Wolff, in addition to working full-time in the Bay area, had begun a blog to chronicle his own experimentation with computer technology. People wrote in to him with comments and questions, and he began to notice how impassioned and accomplished he felt when he educated readers enough to enable them to build their own hardware. The sentiment led to the mantra of Circuit Dojo, splayed across his home page:
Give a man a fish and feed him for a day, teach a man to fish and you feed him for a lifetime. Today, I want to teach you how to fish.
Dojo, of course, is a Japanese word referring to a place of immersive learning, which is exactly what Wolff hopes Circuit Dojo provides. Beyond the business angle, though, he also yearns to help provide tech-based learning opportunities for anyone who wants them. “There are a lot of people not as lucky as I was,” he says. “If you impart knowledge on the next generation, they’ll be able to do the same thing we’re doing, and more.” He’d like to eventually start a scholarship program. He’d love to help students, for example, achieve enough success that they’re thinking, “Holy crap, I can do this! I can take over the world!”

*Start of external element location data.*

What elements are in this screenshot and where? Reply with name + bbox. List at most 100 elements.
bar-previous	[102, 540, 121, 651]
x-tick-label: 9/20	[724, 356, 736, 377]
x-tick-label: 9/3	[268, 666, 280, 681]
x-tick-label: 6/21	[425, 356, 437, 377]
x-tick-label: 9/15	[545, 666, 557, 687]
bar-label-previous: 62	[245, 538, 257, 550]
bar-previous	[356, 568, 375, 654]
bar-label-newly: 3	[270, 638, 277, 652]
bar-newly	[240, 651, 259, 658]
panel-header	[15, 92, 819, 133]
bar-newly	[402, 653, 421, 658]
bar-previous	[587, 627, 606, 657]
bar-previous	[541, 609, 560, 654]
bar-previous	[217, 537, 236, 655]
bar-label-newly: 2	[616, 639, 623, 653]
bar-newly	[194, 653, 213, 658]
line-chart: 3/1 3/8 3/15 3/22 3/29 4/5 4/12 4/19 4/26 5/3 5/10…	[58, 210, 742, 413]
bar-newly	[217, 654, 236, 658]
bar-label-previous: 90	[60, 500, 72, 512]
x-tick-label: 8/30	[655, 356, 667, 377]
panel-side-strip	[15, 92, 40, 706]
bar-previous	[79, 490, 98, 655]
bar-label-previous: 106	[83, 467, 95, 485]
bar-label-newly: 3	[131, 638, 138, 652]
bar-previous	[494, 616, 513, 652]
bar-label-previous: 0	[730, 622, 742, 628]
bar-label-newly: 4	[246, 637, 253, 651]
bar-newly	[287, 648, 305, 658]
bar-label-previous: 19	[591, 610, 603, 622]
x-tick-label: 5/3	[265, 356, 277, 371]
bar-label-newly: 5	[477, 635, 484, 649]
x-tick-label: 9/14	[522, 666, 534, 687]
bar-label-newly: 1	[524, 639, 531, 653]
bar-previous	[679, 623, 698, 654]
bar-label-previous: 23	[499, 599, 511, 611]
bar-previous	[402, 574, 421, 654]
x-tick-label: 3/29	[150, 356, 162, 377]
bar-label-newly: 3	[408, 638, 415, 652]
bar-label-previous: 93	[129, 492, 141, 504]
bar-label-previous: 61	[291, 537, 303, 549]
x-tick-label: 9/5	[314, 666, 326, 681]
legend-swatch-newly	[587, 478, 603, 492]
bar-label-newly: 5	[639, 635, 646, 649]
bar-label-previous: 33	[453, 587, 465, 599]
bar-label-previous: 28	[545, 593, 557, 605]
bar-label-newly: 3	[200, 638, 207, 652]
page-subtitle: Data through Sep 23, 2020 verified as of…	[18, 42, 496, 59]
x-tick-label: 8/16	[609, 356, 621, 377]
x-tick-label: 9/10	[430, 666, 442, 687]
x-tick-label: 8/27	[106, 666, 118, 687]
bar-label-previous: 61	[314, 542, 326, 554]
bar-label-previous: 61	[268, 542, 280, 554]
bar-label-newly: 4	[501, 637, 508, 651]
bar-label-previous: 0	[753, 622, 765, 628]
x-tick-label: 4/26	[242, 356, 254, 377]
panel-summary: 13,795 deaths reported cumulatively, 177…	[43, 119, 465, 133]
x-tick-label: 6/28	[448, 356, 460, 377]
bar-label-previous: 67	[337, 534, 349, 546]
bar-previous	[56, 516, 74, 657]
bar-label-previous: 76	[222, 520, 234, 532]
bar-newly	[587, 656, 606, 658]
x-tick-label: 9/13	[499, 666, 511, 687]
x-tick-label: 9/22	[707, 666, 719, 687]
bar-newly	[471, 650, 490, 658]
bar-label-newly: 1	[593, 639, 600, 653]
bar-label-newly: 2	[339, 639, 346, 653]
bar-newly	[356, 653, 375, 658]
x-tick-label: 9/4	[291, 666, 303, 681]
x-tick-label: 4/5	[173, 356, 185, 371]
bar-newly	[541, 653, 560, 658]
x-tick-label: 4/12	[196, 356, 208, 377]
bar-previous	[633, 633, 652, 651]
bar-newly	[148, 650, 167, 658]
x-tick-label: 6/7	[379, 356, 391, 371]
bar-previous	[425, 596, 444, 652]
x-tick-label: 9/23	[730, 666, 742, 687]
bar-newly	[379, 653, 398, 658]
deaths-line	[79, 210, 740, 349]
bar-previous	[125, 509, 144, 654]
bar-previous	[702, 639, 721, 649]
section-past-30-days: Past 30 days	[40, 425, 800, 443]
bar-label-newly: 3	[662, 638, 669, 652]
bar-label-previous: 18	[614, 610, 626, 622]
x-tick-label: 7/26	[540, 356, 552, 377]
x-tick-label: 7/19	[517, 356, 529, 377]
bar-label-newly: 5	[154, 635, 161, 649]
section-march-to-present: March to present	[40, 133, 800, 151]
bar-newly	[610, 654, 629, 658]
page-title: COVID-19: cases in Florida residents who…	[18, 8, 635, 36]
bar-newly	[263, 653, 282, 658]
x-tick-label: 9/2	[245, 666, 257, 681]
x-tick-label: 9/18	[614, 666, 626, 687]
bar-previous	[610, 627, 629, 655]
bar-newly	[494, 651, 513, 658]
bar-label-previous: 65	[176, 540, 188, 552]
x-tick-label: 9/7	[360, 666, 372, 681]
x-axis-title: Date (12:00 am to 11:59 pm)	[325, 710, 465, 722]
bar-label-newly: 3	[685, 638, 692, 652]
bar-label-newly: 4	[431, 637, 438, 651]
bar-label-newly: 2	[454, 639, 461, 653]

Jared Wolff is a volunteer firefighter building a new generation of air quality sensors.
Wolff hasn’t (yet) taken over the world, but he’s doing his part to change it. When California was going through its awful spate of wildfires, he had friends there who were concerned about their air quality. He developed a device supersensitive to particulates in the air, which reports back to Wolff’s dashboard. “I can tell when they’re cooking,” he said. The device has also been strapped to the top of an airport vehicle and driven around the tarmacs to measure air quality in the area (hint: not good). He has shipped it internationally, to Australia and the United Kingdom. It’s possible, he says, to hook the air quality device up to the Feather to further increase durability and accuracy.
He had still been working on air quality devices, in fact, when the pandemic hit, and many of his clients took a hiatus. With plenty of time on his hands, he began to focus on creating a new Nordic board, one that would combine the best factors of all previous renditions. Within three months, he had perfected the nRF9160 Feather.
At age 32, Wolff envisions lots more tech in his future - but lots that isn’t tech, too. When he’s not developing hardware or doling out advice, he’s a volunteer firefighter. During COVID, he has enjoyed showing up in parades to celebrate kids’ birthdays, and he also likes utilizing skills needed to help save lives.
“As much as I like sitting in front of a computer, I don’t want to do it all day,” he says.
The nRF9160 Feather launches this week with a Hologram Hyper SIM card, allowing it to connect to 550+ networks across 190+ countries worldwide. It’s not quite as light as a feather. But much like Jared Wolff, it’s loaded with possibilities.